Die deutsche Wirtschaft ist nach Einschätzung der Bundesbank im ersten Quartal nun doch gewachsen. Das reale Bruttoinlandsprodukt (BIP) „dürfte leicht zugenommen haben“, heißt es im am Donnerstag (18. April) veröffentlichten Monatsbericht April. Im Februar war die Bundesbank noch von einem Minus ausgegangen – das hätte nach dem Rückgang des BIP im letzten Quartal 2023 um 0,3 Prozent den Eintritt in die Rezession bedeutet.

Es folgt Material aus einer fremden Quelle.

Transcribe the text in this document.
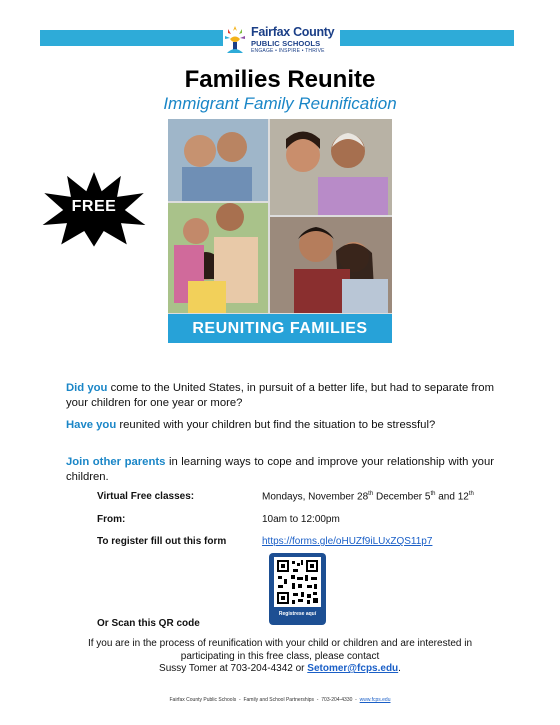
Fairfax County
PUBLIC SCHOOLS
ENGAGE • INSPIRE • THRIVE
Families Reunite
Immigrant Family Reunification
REUNITING FAMILIES
FREE
Did you come to the United States, in pursuit of a better life, but had to separate from your children for one year or more?
Have you reunited with your children but find the situation to be stressful?
Join other parents in learning ways to cope and improve your relationship with your children.
Virtual Free classes:	Mondays, November 28th December 5th and 12th
From:	10am to 12:00pm
To register fill out this form	https://forms.gle/oHUZf9iLUxZQS11p7
Registrese aquí
Or Scan this QR code
If you are in the process of reunification with your child or children and are interested in
participating in this free class, please contact
Sussy Tomer at 703-204-4342 or Setomer@fcps.edu.
Fairfax County Public Schools  -  Family and School Partnerships  -  703-204-4330  -  www.fcps.edu
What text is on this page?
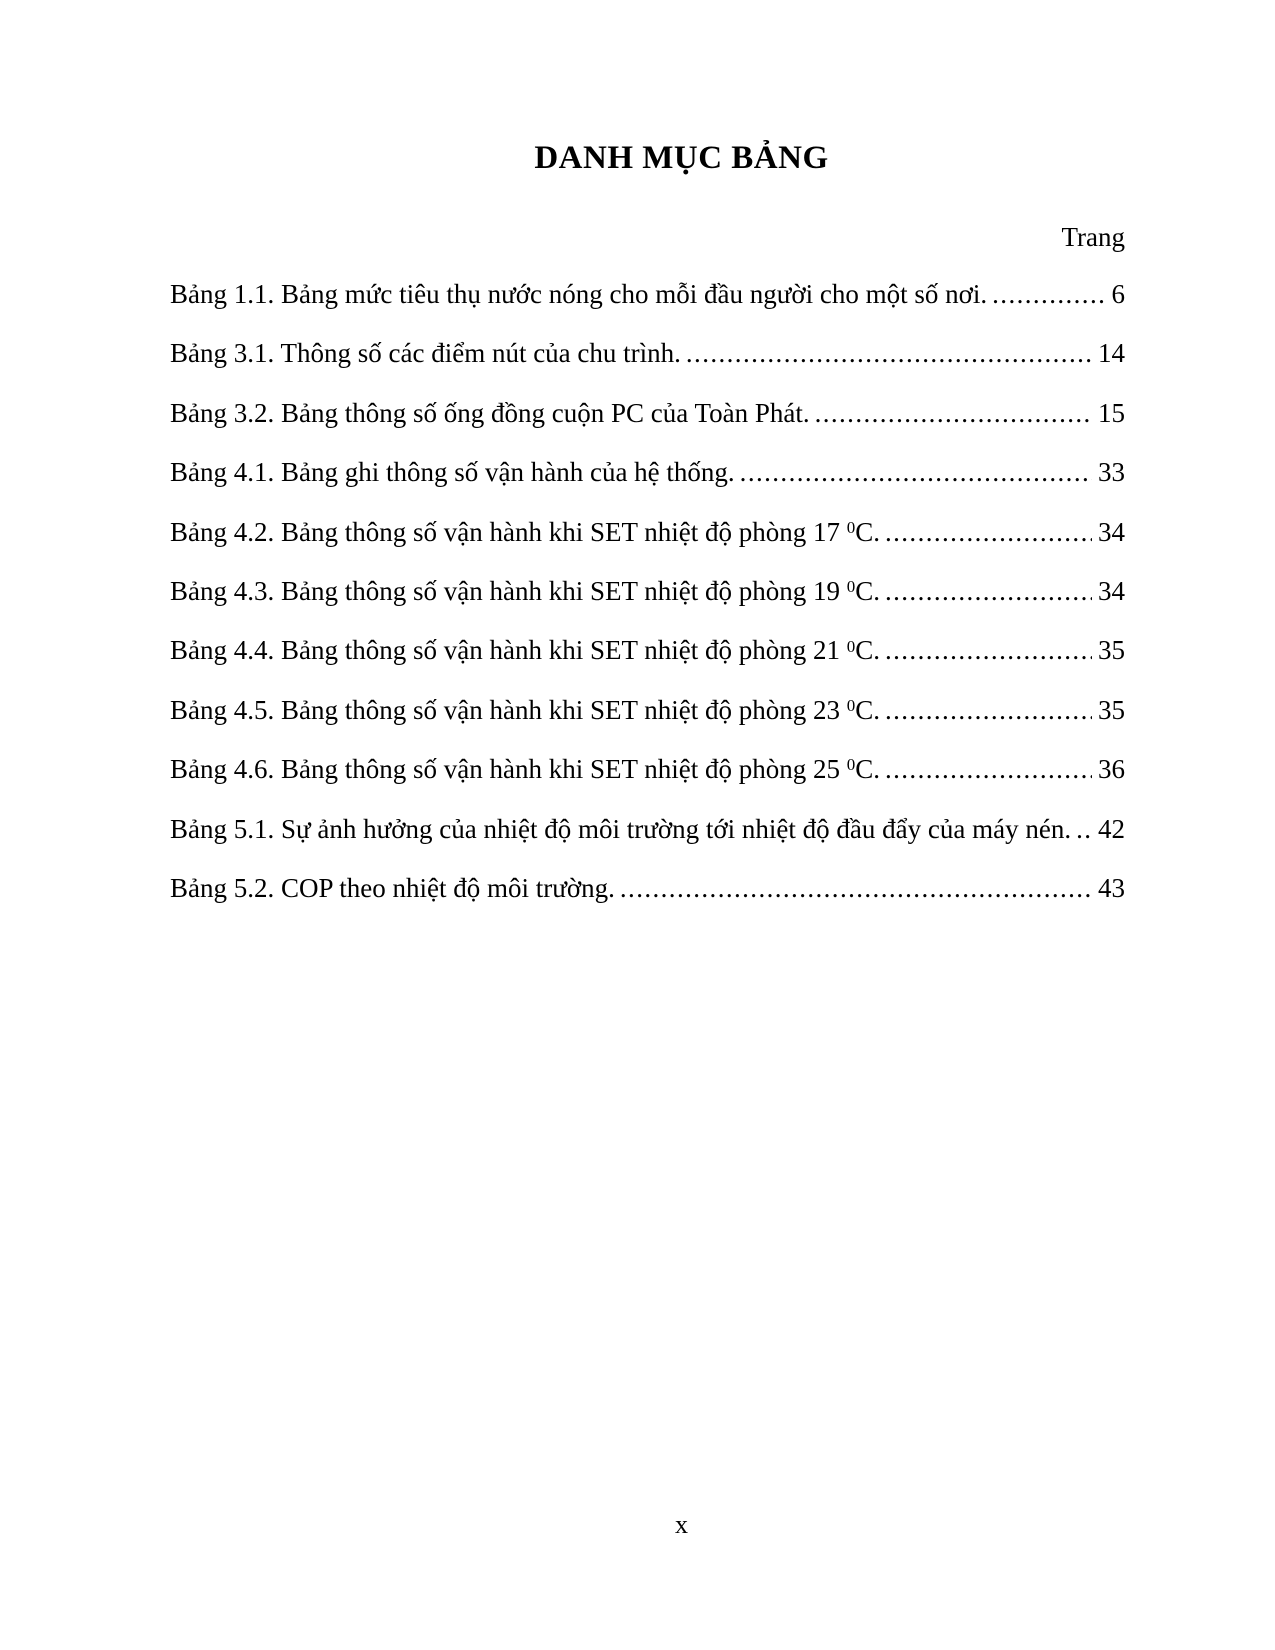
DANH MỤC BẢNG
Trang
Bảng 1.1. Bảng mức tiêu thụ nước nóng cho mỗi đầu người cho một số nơi. .....	6
Bảng 3.1. Thông số các điểm nút của chu trình. .....	14
Bảng 3.2. Bảng thông số ống đồng cuộn PC của Toàn Phát. .....	15
Bảng 4.1. Bảng ghi thông số vận hành của hệ thống. .....	33
Bảng 4.2. Bảng thông số vận hành khi SET nhiệt độ phòng 17 $^0$C. .....	34
Bảng 4.3. Bảng thông số vận hành khi SET nhiệt độ phòng 19 $^0$C. .....	34
Bảng 4.4. Bảng thông số vận hành khi SET nhiệt độ phòng 21 $^0$C. .....	35
Bảng 4.5. Bảng thông số vận hành khi SET nhiệt độ phòng 23 $^0$C. .....	35
Bảng 4.6. Bảng thông số vận hành khi SET nhiệt độ phòng 25 $^0$C. .....	36
Bảng 5.1. Sự ảnh hưởng của nhiệt độ môi trường tới nhiệt độ đầu đẩy của máy nén. ..... 42
Bảng 5.2. COP theo nhiệt độ môi trường. .....	43
x
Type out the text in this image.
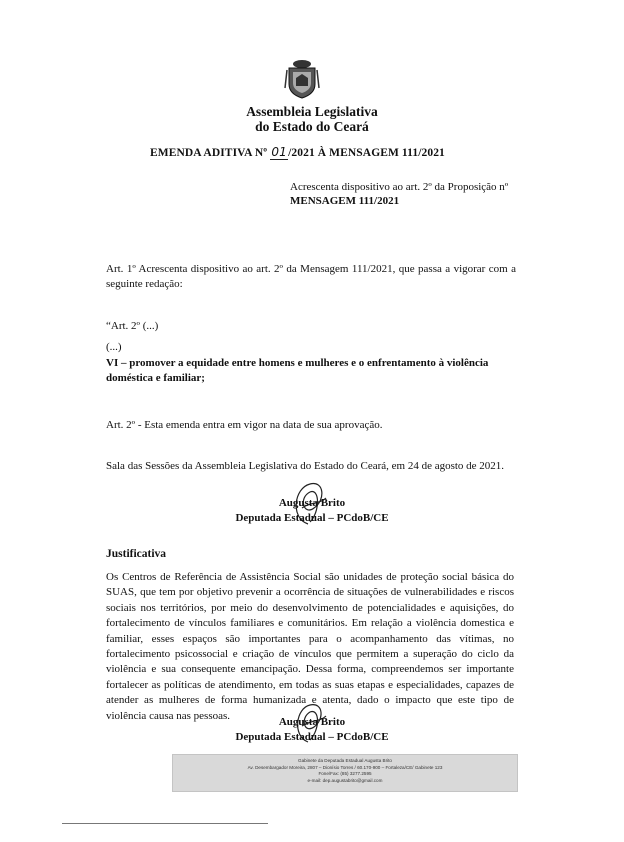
Assembleia Legislativa
do Estado do Ceará
EMENDA ADITIVA Nº 01/2021 À MENSAGEM 111/2021
Acrescenta dispositivo ao art. 2º da Proposição nº
MENSAGEM 111/2021
Art. 1º Acrescenta dispositivo ao art. 2º da Mensagem 111/2021, que passa a vigorar com a seguinte redação:
“Art. 2º (...)
(...)
VI – promover a equidade entre homens e mulheres e o enfrentamento à violência doméstica e familiar;
Art. 2º - Esta emenda entra em vigor na data de sua aprovação.
Sala das Sessões da Assembleia Legislativa do Estado do Ceará, em 24 de agosto de 2021.
Augusta Brito
Deputada Estadual – PCdoB/CE
Justificativa
Os Centros de Referência de Assistência Social são unidades de proteção social básica do SUAS, que tem por objetivo prevenir a ocorrência de situações de vulnerabilidades e riscos sociais nos territórios, por meio do desenvolvimento de potencialidades e aquisições, do fortalecimento de vínculos familiares e comunitários. Em relação a violência domestica e familiar, esses espaços são importantes para o acompanhamento das vítimas, no fortalecimento psicossocial e criação de vínculos que permitem a superação do ciclo da violência e sua consequente emancipação. Dessa forma, compreendemos ser importante fortalecer as políticas de atendimento, em todas as suas etapas e especialidades, capazes de atender as mulheres de forma humanizada e atenta, dado o impacto que este tipo de violência causa nas pessoas.
Augusta Brito
Deputada Estadual – PCdoB/CE
Gabinete da Deputada Estadual Augusta Brito
Av. Desembargador Moreira, 2807 – Dionísio Torres / 60.170-900 – Fortaleza/CE/ Gabinete 123
Fone/Fax: (85) 3277.2595
e-mail: dep.augustabrito@gmail.com
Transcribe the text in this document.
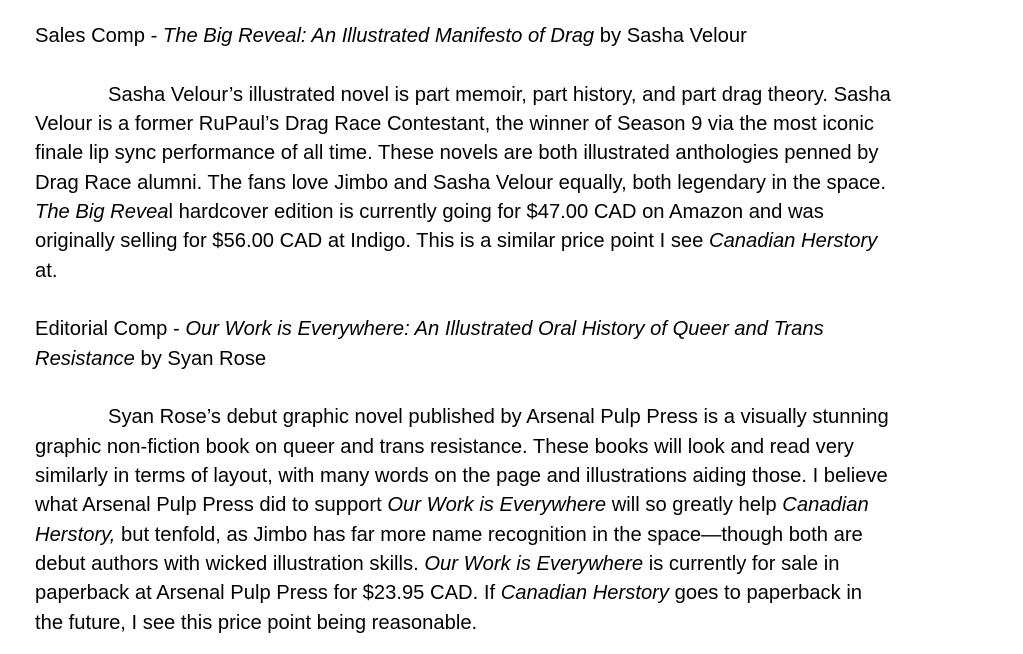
Sales Comp - The Big Reveal: An Illustrated Manifesto of Drag by Sasha Velour
Sasha Velour’s illustrated novel is part memoir, part history, and part drag theory. Sasha
Velour is a former RuPaul’s Drag Race Contestant, the winner of Season 9 via the most iconic
finale lip sync performance of all time. These novels are both illustrated anthologies penned by
Drag Race alumni. The fans love Jimbo and Sasha Velour equally, both legendary in the space.
The Big Reveal hardcover edition is currently going for $47.00 CAD on Amazon and was
originally selling for $56.00 CAD at Indigo. This is a similar price point I see Canadian Herstory
at.
Editorial Comp - Our Work is Everywhere: An Illustrated Oral History of Queer and Trans
Resistance by Syan Rose
Syan Rose’s debut graphic novel published by Arsenal Pulp Press is a visually stunning
graphic non-fiction book on queer and trans resistance. These books will look and read very
similarly in terms of layout, with many words on the page and illustrations aiding those. I believe
what Arsenal Pulp Press did to support Our Work is Everywhere will so greatly help Canadian
Herstory, but tenfold, as Jimbo has far more name recognition in the space—though both are
debut authors with wicked illustration skills. Our Work is Everywhere is currently for sale in
paperback at Arsenal Pulp Press for $23.95 CAD. If Canadian Herstory goes to paperback in
the future, I see this price point being reasonable.
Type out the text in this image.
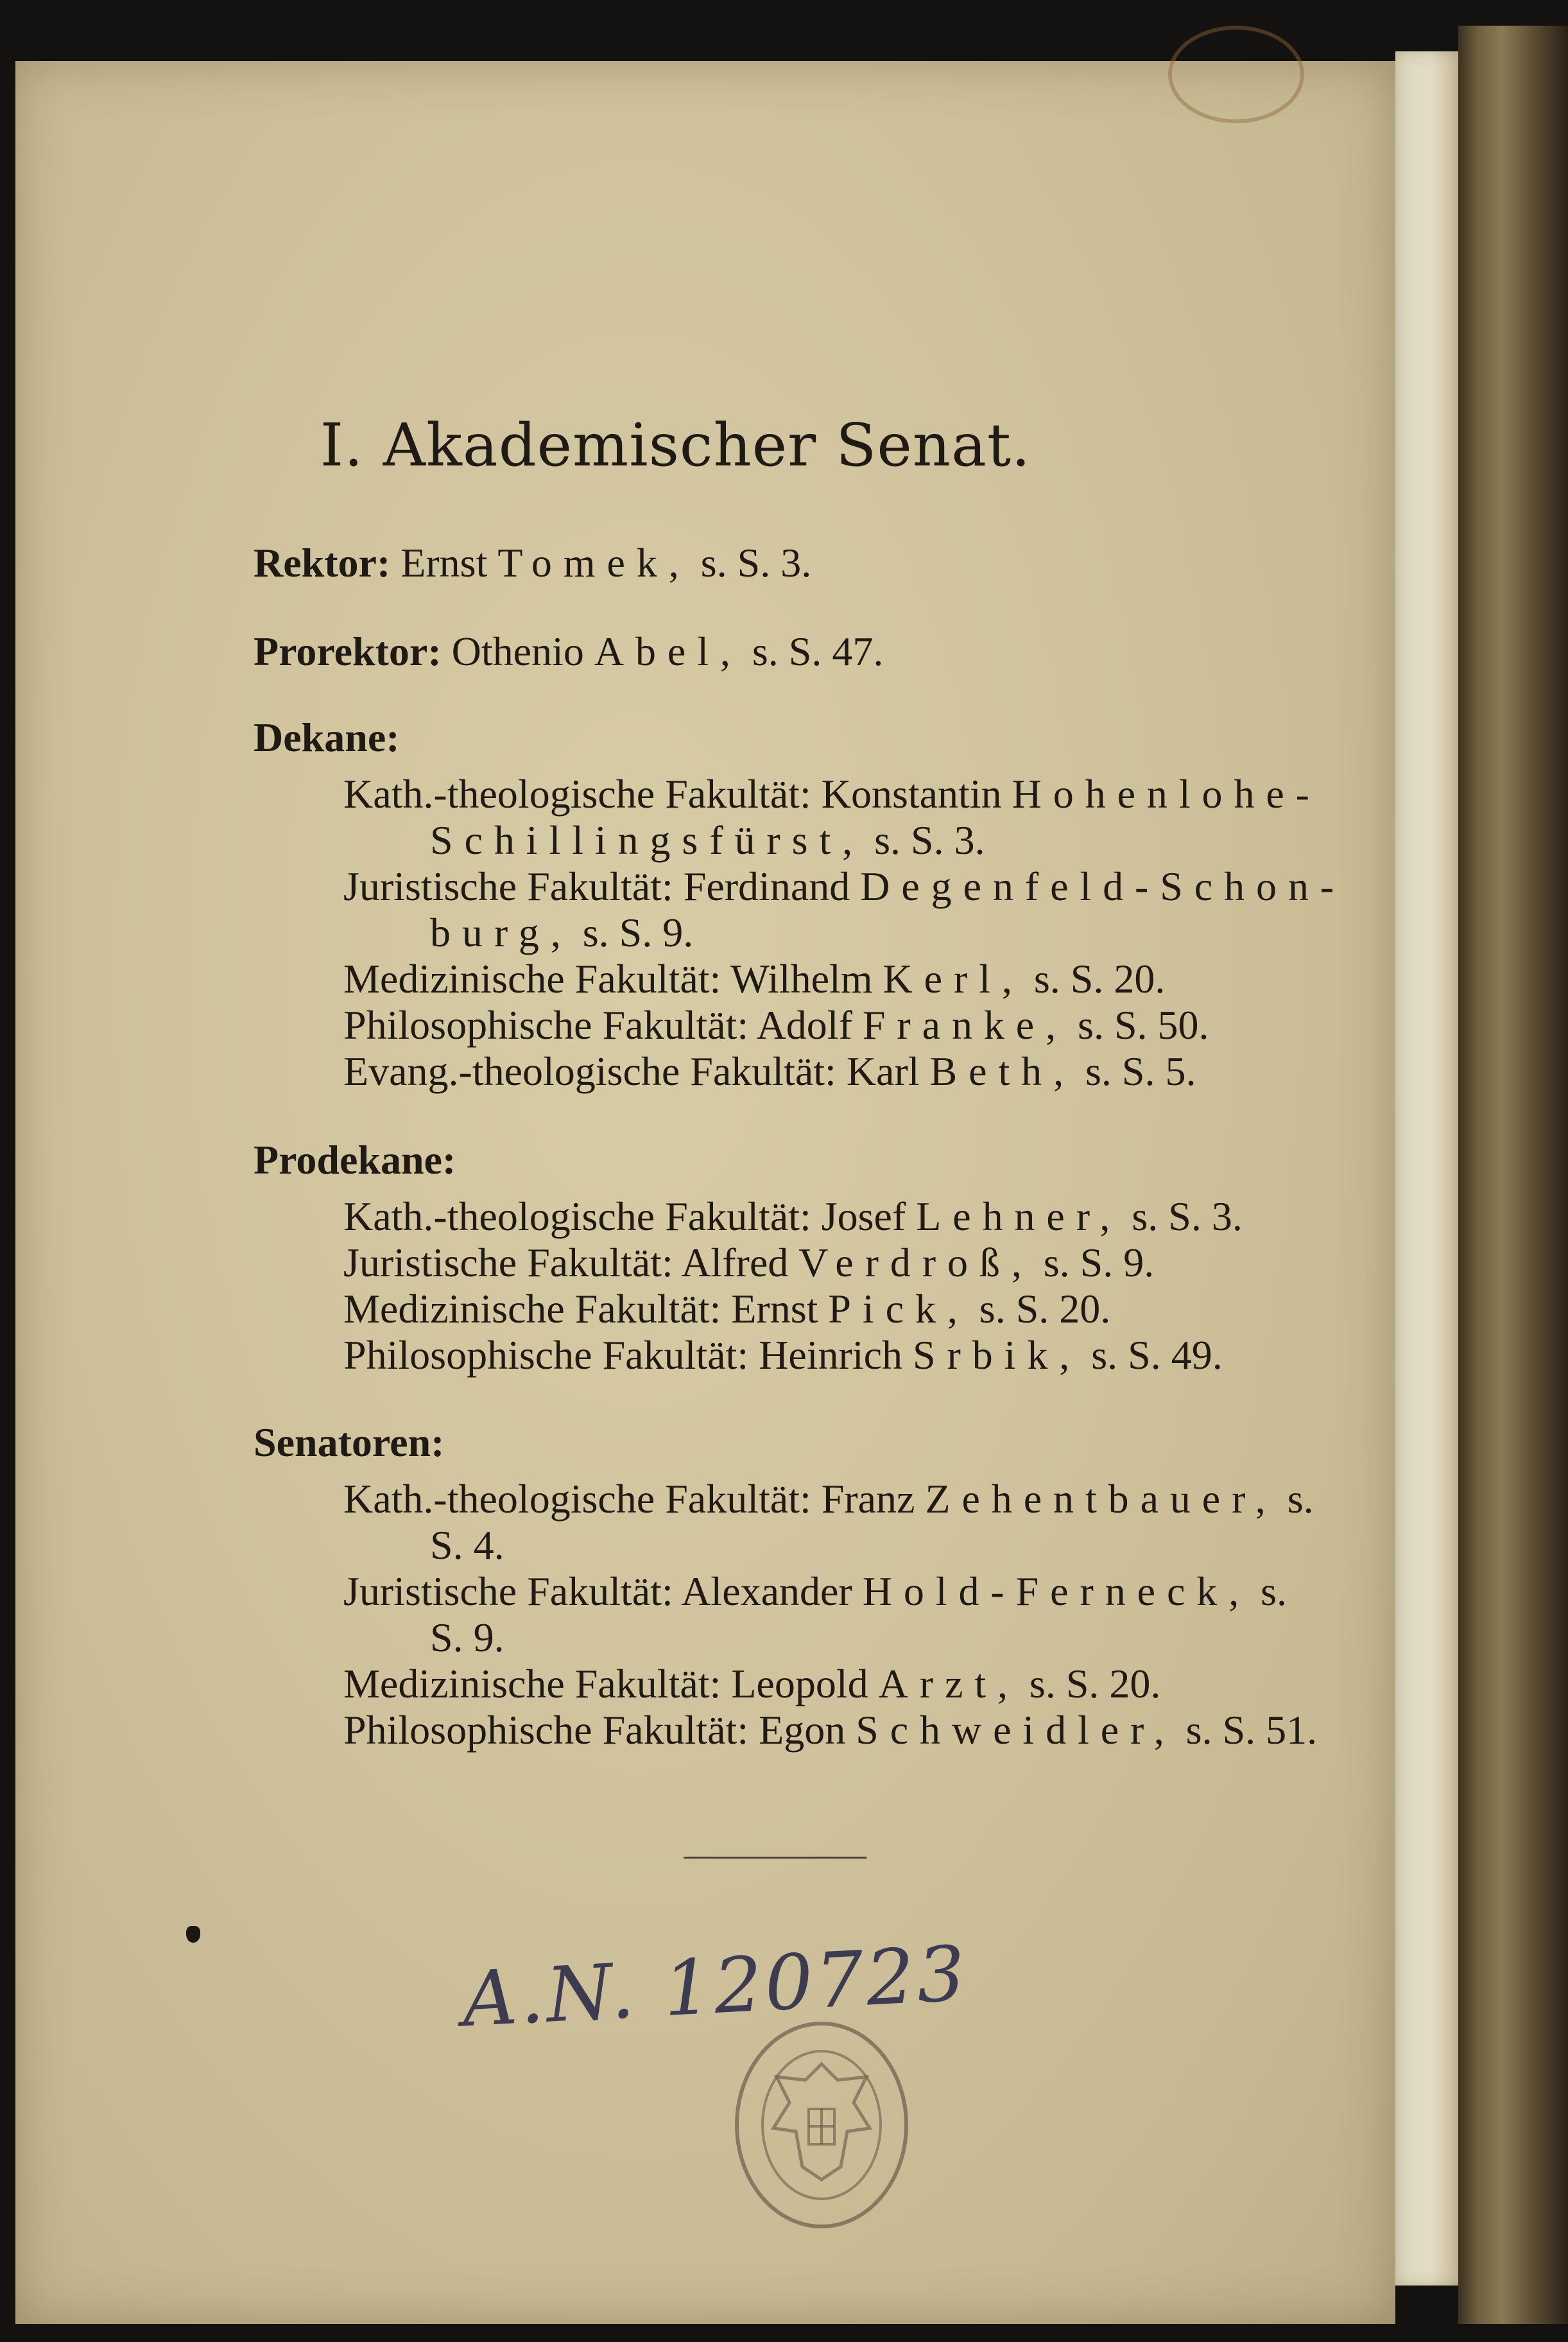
I. Akademischer Senat.
Rektor: Ernst Tomek, s. S. 3.
Prorektor: Othenio Abel, s. S. 47.
Dekane:
Kath.-theologische Fakultät: Konstantin Hohenlohe-
Schillingsfürst, s. S. 3.
Juristische Fakultät: Ferdinand Degenfeld-Schon-
burg, s. S. 9.
Medizinische Fakultät: Wilhelm Kerl, s. S. 20.
Philosophische Fakultät: Adolf Franke, s. S. 50.
Evang.-theologische Fakultät: Karl Beth, s. S. 5.
Prodekane:
Kath.-theologische Fakultät: Josef Lehner, s. S. 3.
Juristische Fakultät: Alfred Verdroß, s. S. 9.
Medizinische Fakultät: Ernst Pick, s. S. 20.
Philosophische Fakultät: Heinrich Srbik, s. S. 49.
Senatoren:
Kath.-theologische Fakultät: Franz Zehentbauer, s.
S. 4.
Juristische Fakultät: Alexander Hold-Ferneck, s.
S. 9.
Medizinische Fakultät: Leopold Arzt, s. S. 20.
Philosophische Fakultät: Egon Schweidler, s. S. 51.
A.N. 120723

Die Konjunktur habe sich etwas aufgehellt, eine durchgreifende Belebung sei aber noch nicht gesichert, hieß es weiter. Die positivere Erwartung sei von einer „zuletzt etwas höheren Industrieproduktion getragen“. Dazu sei die Bauproduktion im Februar wegen der außergewöhnlich milden Witterung „außerordentlich kräftig“ gestiegen.

Die belastenden Faktoren hielten aber weiter an: Die gestiegenen Finanzierungskosten und die erhöhte wirtschaftspolitische Unsicherheit dämpften die Investitionstätigkeit der Unternehmen. Die Nachfrage nach Industrieerzeugnissen aus dem In- und Ausland sei nach wie vor schwach und tendenziell weiter rückläufig.